From 1 January through August this year, companies, private equity firms, and special-purpose acquisition companies (SPACs) have announced mergers and purchases worth more than $3.6 trillion worldwide, with about half—more than $1.8 trillion—in the U.S., data firm Dealogic reported.
Refinitiv, another research firm, pegs the total at $3.9 trillion, up from $2.6 trillion in 2019 and more than double the amount for the same period in 2020.
August, usually a quiet month for acquisitions, saw $500 billion in deals, according to the Financial Times.
The volume is the greatest for this eight-month stretch since Dealogic began tracking the number in 1995 and is on pace to pass 2007’s single-year $4.3-trillion record for M&A announcements, the FT noted.
Mega-deals worth $1 billion to $10 billion make up about half of the transactions’ total value, Dealogic noted.
However, several even bigger deals surpassed that category, including Discovery’s $43-billion purchase of WarnerMedia; Square’s takeover of Afterpay for $29 billion; and the $18-billion marriage between Indonesian ride-hailing star Gojek and Tokopedia, an online shopping powerhouse.
Also, Dell spun off VMWare in a $52-billion move and meal deliverer Grab made a $40-billion merger with a SPAC.
“High valuations of public tech companies are providing them with real currency to afford certain acquisitions,” Atif Azher, partner in the Simpson Thacher law firm, commented to the FT.
Also, international deals made headlines: the Irish firm Aercap bought General Electric’s aircraft leasing business for $30 billion; two Canadian railways wrestled each other to buy Kansas City Southern in the U.S. for $31 billion.
About 400 SPACs are waiting to spend $120 billion collected from investors, which could amount to as much as another $600 billion in purchases, JPMorgan Chase researchers reported.
In the U.S., the Federal Trade Commission reviews certain transactions worth at least $92 million. The agency has been unable to complete those reviews within the usual 30-day time period after a filing: it received 2,900 filings in the 10 months ending 1 August, 800 more than in its busiest full fiscal year in the last ten, the agency announced.

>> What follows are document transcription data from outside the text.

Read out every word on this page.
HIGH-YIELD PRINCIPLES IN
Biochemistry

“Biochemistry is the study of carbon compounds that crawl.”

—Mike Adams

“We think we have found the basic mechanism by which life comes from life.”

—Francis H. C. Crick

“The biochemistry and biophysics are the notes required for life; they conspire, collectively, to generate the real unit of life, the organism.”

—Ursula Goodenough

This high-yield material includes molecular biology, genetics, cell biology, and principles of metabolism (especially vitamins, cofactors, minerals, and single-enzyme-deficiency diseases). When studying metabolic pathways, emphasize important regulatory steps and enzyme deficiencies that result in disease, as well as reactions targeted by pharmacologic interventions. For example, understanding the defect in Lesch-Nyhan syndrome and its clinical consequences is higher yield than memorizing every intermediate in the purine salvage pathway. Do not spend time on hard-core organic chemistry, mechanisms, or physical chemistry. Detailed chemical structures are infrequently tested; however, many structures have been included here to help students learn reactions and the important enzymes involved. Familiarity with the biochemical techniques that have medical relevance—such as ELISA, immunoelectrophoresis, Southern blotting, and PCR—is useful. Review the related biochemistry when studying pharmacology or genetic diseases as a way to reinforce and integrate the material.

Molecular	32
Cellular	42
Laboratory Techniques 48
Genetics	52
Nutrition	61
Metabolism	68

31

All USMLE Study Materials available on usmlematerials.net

Tech deals led the parade of buyouts, with 8,742 deals representing 21 percent of M&As for the period, up from 16 percent last year and claiming the largest proportion since 2000.
The tech transactions were worth $832 billion, compared to $3.01 billion a year earlier and $2.91 billion in 2019, the FT said.
In addition, aerospace, autos and trucking, insurance, leisure and recreation, metals, publishing, and transportation all showed a volume of M&As that at least doubled their five-year averages, Dealogic said.
“With most businesses generating record profits, having access to inexpensive debt, and experiencing high share prices, it’s difficult to see M&A activity slowing over the next six to 12 months,” Frank Aquila, head of M&A work at law firm Sullivan & Cromwell, told the FT.
Investment banks and other advisory firms have scooped up billions in fees for structuring the deals, giving advice, and other services to buyers and sellers, according to The Wall Street Journal.
JP Morgan reported pocketing a record $3.6 billion in fees during the most recent quarter. Goldman Sachs said its fee income rose by a third and took in $1 billion in such fees in each of the last three quarters, the WSJ noted.
Goldman exceeded that level of advisory income only one other time since 2009, the WSJ said.
The revenues have helped make Goldman the best performer this year in the Dow Jones Industrial Average, gaining 56 percent since December.
Service fees have kept many big-bank stocks riding high: fees are paid when deals close and many of the biggest are still pending, promising big paydays ahead for the banks and, implicitly, their shareholders.
Banks including Goldman and Jeffries have used some of the extra cash to bid higher wages for talented new hires and to give raises averaging 30 percent to junior staffers, who often do the tedious detail work involved in putting deals together, to persuade them to stay under the heavy workload, the WSJ found.
TRENDPOST: The buyout boom has been fueled by the flood of cheap money the U.S. Federal Reserve and other central banks have poured into the world’s economy during the COVID War, all at artificially low interest rates.
Under those conditions, there’s a low price and little risk in bulking up a company by buying competitors.
The M&A spree is one more factor that will leave fewer companies determining the products and services we can buy and the prices we pay for them.